Saraydan talimatlar verildi muhtemelen, yargı harekete geçti ve İmamoğlu’na “Neye bakacaksan bak, bilgisayar kopyası almak da neymiş” diyerek verilerin kopyalanmasına yasak getirdi.
(Aynı mahkeme şimdi ne yapacak, çok merak ediyorum.)
Peki İmamoğlu’nun verileri kontrol etmesinden neden korkuldu?
Neden korkulduğu çok ortada değil mi?
O tarihte belediyenin Bilgi İşlem Daire Başkanı Selim Karabulut öyle bir paniğe kapılmıştı ki “Canımı veririm size bilgileri vermem” demişti.
İmamoğlu’nun ihalelerle ilgili verileri incelemek istemesine de panik halinde karşı çıkan Karabulut,
“Şifreyi sadece ben biliyorum. Yüksek Seçim Kurulu kararını verene dek ben size şifreyi vermiyorum. Bununla alakalı görevden alabilirsiniz, soruşturma başlatabilirsiniz ama bu şifre benimle beraber yok olur gider.
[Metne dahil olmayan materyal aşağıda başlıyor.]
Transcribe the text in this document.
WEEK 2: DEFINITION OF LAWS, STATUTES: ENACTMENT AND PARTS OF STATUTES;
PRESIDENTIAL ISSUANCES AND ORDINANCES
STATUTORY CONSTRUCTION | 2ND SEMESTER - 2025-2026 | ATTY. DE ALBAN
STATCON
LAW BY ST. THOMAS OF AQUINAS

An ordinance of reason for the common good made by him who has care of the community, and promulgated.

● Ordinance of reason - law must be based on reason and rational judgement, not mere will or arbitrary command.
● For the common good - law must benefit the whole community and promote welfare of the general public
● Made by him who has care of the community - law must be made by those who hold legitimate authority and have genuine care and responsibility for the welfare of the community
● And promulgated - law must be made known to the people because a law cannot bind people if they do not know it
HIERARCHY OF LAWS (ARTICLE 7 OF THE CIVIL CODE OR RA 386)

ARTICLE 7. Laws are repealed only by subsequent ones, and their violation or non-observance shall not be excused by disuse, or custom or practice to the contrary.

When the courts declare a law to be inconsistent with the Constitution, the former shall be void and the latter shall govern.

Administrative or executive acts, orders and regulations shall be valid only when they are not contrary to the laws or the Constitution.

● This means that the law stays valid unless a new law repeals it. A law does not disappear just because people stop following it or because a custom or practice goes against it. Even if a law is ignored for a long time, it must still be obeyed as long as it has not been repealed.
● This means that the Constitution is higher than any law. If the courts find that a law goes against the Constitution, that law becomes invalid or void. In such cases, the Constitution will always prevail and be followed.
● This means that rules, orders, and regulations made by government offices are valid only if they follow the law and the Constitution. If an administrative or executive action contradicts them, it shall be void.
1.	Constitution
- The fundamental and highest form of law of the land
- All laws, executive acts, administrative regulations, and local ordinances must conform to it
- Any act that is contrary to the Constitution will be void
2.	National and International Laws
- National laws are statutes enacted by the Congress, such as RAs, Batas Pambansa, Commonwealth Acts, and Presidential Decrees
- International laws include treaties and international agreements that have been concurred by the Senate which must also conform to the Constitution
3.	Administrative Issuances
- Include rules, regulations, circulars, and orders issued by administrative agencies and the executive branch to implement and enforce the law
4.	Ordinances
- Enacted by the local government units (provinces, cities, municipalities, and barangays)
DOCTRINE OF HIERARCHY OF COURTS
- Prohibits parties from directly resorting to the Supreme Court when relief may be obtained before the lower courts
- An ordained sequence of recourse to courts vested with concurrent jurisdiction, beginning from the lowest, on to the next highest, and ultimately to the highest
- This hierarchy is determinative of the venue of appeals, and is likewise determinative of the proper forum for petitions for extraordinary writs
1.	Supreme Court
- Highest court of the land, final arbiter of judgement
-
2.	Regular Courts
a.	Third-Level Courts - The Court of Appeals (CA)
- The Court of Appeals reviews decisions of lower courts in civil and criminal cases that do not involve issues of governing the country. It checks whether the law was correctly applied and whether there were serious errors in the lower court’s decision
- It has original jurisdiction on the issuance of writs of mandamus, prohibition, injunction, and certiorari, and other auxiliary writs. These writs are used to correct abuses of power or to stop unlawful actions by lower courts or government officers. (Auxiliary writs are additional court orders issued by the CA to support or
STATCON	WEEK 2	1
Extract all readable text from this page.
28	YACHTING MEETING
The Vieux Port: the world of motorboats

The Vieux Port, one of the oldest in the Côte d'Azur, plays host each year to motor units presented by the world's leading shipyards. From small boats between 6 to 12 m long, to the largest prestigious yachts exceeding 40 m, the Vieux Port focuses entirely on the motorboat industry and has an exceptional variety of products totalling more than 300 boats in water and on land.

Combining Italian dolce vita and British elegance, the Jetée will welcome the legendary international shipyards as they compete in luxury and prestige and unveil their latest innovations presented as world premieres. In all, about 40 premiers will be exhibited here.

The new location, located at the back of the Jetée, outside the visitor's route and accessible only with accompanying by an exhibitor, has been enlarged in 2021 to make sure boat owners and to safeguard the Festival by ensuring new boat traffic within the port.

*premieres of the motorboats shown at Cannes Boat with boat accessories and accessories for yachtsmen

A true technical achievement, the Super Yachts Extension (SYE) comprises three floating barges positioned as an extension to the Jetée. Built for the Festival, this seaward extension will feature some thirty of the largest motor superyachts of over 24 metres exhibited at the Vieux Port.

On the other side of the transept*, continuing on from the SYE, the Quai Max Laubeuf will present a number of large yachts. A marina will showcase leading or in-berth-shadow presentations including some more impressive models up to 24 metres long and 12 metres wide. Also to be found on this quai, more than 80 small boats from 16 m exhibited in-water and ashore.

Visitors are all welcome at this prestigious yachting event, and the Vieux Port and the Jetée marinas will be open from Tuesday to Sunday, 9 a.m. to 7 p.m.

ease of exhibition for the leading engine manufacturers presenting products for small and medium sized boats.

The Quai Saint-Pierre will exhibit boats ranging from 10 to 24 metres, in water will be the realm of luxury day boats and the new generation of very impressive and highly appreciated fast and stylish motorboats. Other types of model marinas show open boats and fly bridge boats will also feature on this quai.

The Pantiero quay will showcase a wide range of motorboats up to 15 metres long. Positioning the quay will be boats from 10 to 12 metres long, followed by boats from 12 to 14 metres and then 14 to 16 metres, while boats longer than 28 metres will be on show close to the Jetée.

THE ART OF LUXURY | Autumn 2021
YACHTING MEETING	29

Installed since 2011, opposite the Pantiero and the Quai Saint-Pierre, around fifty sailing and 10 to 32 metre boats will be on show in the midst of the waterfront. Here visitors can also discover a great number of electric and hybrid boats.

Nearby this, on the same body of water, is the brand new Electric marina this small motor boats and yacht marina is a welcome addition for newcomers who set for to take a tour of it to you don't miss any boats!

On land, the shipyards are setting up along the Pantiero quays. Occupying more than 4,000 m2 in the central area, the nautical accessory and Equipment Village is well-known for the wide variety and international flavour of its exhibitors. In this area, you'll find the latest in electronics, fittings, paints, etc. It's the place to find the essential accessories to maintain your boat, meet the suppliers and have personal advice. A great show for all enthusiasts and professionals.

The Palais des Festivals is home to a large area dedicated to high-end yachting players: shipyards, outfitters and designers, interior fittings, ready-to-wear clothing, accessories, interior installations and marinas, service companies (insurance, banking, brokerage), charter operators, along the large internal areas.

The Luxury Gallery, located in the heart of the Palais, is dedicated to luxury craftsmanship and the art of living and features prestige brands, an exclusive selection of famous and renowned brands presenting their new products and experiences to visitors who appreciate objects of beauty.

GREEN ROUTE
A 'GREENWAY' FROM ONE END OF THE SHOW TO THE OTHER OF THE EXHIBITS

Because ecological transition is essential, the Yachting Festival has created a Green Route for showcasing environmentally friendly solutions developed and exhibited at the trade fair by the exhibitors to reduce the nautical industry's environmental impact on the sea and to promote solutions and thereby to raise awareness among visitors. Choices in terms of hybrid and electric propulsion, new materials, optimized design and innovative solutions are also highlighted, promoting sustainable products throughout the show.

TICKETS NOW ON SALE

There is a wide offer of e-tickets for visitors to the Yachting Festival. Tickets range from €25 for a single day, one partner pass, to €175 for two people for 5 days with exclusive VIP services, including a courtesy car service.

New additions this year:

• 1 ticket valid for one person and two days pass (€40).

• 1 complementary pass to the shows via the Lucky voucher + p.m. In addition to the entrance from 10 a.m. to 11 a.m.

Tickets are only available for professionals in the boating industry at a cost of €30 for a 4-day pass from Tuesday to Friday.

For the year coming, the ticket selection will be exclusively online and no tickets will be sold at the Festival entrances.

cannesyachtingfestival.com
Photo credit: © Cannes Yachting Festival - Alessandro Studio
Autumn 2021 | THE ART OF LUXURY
Canımı veririm yine size bilgileri vermem” demişti.
Sonunu biliyorsunuz.
Saray seçimi iptal etti.
Belediye 51 gün sarayın valisinin denetiminde AKP’de kaldı.
O bilgisayarlarda bilgi kalmış olabileceğini düşünmek bile saflık.
Belediyede yapılanları İmamoğlu’nun öğrenmemesi için canını bile vermeye hazır olan bir adamın 51 günde o bilgisayarı çöp haline getirmemiş olması mümkün mü?
Elbette iyi bilgisayar uzmanları tamamen imha edilse bile bilgilerin çoğunu zaman içinde kurtaracaktır ama öğrenilmesinden çok korkulan şeyleri yapanlar “Atı alan Üsküdar’ı geçti” misali kaybolup gideceklerdir.